Au Printemps des Territoires, la banque qui recoud le lien social
Un patron de banque qui fait dans le lyrique, c’est plutôt rare. Sauf s’il s’appelle Olivier Sichel. Le directeur de la Banque des Territoires n’hésite jamais à rappeler que l’établissement public a été créé, non pas pour faire des bénéfices, mais pour accroître ou préserver la cohésion sociale dans notre pays, tout en accélérant sa transition écologique. Et il le fait avec un talent qui emporte tout sur son passage.
Philippe Martin
Dernier exemple en date, lors du troisième Printemps des Territoires organisé au Centquatre à Paris, un lieu idéal pour échanger et faire fructifier les expériences. Dans sa conclusion, Olivier Sichel a rappelé, avec toute la force de sa conviction, que la Banque des Territoires avait été créée pour « recoudre du lien social ».
« Derrière chacune de vos initiatives, et des nôtres, a-t-il lancé aux centaines de participants présents, il y a un toit pour une famille, il y a une usine et de l’emploi, il y a un commerce qui se crée, il y a de la vie qui renaît dans une commune qui se croyait abandonnée ».

Rendant hommage au passage aux élus locaux présents, qu’il s’agisse d’un président de Région comme Loïg-Chesnais-Girard (Bretagne), d’un patron de grande métropole comme Christian Estrosi (Nice), d’un maire de commune moyenne durement touchée par les émeutes comme Gil Averous de Châteauroux, ou de l’édile d’un tout petit village du Massif central.
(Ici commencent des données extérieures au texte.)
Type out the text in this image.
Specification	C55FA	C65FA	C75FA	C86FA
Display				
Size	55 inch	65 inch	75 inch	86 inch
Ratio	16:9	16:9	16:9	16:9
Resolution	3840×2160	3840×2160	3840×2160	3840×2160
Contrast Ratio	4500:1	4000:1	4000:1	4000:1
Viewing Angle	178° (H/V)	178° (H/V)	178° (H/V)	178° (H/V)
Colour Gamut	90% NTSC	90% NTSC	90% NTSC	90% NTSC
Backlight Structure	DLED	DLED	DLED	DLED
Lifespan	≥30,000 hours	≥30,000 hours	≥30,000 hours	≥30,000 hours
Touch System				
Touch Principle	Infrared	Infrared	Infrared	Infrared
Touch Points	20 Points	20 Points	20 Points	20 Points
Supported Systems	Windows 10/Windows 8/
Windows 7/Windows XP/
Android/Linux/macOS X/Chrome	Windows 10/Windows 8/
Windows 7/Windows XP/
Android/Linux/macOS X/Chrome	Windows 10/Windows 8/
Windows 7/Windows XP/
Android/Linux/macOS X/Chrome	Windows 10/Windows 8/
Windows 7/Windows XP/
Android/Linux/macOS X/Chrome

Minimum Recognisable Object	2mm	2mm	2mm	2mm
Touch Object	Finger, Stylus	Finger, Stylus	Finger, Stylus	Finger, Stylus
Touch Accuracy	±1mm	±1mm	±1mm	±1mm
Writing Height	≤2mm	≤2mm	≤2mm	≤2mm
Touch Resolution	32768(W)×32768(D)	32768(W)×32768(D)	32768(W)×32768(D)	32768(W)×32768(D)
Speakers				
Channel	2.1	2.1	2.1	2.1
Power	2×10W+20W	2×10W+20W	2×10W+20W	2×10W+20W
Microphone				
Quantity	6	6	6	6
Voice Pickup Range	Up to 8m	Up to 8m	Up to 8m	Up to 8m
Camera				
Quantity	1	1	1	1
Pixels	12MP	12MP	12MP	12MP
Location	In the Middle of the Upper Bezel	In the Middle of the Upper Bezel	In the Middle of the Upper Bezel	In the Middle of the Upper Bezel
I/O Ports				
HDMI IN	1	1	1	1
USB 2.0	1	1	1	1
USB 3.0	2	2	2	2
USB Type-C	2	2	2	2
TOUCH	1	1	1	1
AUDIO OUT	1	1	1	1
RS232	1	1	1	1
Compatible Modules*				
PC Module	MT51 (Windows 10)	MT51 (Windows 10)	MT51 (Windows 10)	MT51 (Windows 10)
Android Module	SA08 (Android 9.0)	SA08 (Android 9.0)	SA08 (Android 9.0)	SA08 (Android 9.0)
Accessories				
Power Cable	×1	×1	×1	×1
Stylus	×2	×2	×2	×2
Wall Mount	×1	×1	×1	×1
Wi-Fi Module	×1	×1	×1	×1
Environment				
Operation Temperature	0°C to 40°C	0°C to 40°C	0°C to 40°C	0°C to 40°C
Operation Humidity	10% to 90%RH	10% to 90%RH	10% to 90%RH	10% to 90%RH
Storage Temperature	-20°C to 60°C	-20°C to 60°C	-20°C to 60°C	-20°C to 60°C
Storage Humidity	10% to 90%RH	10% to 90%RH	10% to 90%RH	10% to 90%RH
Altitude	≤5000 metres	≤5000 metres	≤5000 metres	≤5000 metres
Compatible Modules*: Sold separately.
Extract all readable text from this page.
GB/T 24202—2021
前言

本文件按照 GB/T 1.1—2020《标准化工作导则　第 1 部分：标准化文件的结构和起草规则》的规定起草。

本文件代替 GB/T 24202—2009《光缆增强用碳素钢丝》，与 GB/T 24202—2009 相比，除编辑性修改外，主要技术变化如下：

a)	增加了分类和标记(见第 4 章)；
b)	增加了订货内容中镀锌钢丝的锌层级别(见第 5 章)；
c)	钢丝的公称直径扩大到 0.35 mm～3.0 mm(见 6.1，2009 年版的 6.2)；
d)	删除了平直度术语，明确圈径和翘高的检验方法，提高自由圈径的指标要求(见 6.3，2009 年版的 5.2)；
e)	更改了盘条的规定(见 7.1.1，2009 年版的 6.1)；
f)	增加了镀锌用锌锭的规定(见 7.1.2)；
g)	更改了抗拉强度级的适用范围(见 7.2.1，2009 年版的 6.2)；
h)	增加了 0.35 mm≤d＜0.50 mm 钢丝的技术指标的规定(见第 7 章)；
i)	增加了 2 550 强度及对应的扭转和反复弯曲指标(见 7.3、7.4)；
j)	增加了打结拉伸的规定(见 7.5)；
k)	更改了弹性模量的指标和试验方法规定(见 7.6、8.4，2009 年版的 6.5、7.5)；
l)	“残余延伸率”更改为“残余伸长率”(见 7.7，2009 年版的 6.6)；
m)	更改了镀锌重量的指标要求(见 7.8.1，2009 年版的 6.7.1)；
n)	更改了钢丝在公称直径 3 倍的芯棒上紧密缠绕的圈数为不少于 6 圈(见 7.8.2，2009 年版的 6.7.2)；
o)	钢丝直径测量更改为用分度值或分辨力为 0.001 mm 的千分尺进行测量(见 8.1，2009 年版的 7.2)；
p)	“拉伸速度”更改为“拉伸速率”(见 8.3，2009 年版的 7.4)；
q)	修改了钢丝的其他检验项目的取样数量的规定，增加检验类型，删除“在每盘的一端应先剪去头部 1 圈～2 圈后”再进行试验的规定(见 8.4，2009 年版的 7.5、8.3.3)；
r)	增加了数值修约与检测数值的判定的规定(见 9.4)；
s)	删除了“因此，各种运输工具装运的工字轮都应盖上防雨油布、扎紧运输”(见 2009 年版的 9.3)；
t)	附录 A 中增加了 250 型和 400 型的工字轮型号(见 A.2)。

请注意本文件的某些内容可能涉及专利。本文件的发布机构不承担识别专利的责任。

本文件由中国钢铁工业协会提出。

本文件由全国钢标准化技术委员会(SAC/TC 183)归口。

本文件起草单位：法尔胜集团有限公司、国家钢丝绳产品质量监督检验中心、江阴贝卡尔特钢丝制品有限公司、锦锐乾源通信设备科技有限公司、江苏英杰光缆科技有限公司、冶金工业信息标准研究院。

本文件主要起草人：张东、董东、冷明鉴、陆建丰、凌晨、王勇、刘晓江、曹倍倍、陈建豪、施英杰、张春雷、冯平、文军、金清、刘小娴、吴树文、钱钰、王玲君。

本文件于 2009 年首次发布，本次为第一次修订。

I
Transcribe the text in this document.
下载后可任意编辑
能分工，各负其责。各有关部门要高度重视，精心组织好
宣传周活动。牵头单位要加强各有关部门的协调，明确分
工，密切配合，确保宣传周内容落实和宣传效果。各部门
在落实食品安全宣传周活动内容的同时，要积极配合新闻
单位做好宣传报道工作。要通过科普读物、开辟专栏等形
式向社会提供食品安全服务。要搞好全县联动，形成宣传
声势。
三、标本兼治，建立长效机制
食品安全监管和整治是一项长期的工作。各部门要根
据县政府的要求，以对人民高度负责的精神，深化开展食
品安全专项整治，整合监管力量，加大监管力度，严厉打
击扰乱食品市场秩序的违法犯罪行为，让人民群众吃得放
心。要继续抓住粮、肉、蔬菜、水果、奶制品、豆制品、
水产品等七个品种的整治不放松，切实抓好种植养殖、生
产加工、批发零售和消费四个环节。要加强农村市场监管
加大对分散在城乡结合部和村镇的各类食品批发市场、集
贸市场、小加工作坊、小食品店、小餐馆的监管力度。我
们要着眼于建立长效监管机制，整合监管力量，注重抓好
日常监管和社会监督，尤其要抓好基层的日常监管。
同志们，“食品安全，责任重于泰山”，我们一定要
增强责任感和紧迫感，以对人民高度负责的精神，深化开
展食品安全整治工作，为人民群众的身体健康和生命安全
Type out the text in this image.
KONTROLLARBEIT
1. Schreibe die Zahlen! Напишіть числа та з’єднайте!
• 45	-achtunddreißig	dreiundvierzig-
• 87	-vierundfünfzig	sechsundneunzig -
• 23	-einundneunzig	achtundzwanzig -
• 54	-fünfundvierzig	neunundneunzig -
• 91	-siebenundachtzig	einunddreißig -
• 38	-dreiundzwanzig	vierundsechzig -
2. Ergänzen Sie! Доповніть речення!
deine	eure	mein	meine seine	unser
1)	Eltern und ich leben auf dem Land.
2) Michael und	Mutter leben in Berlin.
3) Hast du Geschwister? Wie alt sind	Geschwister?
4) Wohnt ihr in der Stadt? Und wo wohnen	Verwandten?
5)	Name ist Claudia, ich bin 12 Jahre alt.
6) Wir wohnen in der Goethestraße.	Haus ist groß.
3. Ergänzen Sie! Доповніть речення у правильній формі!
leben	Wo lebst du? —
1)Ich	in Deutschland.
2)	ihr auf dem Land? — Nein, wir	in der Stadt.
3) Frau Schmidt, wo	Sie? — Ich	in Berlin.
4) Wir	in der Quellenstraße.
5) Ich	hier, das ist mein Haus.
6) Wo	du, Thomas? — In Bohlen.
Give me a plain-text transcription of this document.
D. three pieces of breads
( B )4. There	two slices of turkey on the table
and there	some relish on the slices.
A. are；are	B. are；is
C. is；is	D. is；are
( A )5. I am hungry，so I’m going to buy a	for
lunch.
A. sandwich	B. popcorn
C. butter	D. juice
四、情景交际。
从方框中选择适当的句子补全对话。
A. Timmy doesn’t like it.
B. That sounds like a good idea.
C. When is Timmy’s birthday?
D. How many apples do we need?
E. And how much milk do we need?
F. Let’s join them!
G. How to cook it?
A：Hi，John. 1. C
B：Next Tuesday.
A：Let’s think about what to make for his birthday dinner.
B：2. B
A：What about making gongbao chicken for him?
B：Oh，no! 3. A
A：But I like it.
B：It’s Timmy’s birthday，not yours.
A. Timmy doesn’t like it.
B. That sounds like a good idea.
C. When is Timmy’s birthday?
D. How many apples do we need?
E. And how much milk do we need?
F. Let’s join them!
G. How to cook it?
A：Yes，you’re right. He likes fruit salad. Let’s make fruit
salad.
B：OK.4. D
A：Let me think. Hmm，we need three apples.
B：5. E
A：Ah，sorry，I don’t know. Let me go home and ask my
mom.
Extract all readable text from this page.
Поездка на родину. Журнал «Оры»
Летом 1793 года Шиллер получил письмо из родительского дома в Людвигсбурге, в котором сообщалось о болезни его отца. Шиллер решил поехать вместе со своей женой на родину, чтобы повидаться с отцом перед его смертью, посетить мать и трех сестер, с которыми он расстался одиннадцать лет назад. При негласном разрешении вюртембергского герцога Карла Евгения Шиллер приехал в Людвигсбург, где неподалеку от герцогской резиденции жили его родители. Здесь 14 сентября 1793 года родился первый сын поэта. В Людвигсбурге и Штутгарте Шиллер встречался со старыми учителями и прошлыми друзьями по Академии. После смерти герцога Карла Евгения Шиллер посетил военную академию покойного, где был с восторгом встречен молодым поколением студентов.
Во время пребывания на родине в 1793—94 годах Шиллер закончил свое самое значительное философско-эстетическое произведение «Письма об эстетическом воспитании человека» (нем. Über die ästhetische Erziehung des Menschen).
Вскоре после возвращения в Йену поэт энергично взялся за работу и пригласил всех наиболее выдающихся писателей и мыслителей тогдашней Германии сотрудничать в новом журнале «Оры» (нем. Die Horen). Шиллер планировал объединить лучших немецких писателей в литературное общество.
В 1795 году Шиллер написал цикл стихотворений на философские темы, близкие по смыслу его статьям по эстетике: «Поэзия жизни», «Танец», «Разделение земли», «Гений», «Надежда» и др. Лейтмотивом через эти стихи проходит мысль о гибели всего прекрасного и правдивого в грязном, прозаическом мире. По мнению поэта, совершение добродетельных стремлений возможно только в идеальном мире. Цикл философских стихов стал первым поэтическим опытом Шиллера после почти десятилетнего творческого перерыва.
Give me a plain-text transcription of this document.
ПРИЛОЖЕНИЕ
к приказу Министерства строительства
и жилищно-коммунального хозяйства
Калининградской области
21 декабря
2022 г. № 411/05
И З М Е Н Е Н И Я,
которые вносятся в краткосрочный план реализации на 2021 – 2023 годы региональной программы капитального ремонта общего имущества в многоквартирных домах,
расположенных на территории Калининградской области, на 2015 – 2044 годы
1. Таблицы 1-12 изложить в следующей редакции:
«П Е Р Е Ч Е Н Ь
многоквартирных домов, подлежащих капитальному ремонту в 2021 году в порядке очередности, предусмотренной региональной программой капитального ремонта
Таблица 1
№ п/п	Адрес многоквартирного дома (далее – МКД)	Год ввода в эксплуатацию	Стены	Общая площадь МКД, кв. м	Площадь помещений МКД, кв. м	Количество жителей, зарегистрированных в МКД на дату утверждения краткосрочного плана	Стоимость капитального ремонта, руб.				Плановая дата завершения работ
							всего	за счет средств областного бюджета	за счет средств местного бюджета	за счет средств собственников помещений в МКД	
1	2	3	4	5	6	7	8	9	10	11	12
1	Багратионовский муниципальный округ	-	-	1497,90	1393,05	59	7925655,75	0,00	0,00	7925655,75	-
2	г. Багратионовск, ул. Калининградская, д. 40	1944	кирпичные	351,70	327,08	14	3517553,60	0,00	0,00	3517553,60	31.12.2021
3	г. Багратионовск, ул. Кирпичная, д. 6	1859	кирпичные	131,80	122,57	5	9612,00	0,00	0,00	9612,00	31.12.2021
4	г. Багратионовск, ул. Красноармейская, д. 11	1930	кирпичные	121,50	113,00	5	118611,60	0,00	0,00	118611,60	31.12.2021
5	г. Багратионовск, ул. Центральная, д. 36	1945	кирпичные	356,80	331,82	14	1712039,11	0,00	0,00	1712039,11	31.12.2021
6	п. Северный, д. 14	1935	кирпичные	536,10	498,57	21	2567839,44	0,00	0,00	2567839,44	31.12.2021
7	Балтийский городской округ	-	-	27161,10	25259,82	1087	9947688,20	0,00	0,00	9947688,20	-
De son côté, Éric Lombard, directeur général du groupe Caisse des dépôts, a rappelé quelques-unes des plus belles réussites de cette « bataille des territoires » que mène la Banque, filiale de la Caisse, au premier rang desquelles la création de 2.700 “Maisons France Services”, destinées à rapprocher enfin les Français de leurs services publics.
Des plénières pour trouver des solutions depuis les territoires
Mais bien sûr, cette cinquième édition du Printemps des Territoires ne s’est pas contentée d’aligner les discours, bien que ceux de Guillaume Kasbarian, ministre délégué au Logement, ou Jean-Pierre Farandou, président-directeur-général de la SNCF, aient été particulièrement remarqués par leur vigueur et la vision qu’ils y ont déployée. Car la journée a vu se succéder des plénières autour de thèmes comme « penser la ville de demain », « réindustrialiser les territoires pour un futur durable », « installer un mix énergétique pour la souveraineté des territoires », « repenser la gestion de l’eau », « faire évoluer le logement, un impératif social et climatique », « accélérer le basculement vers une mobilité décarbonée », ou encore « favoriser l’accès au service public ».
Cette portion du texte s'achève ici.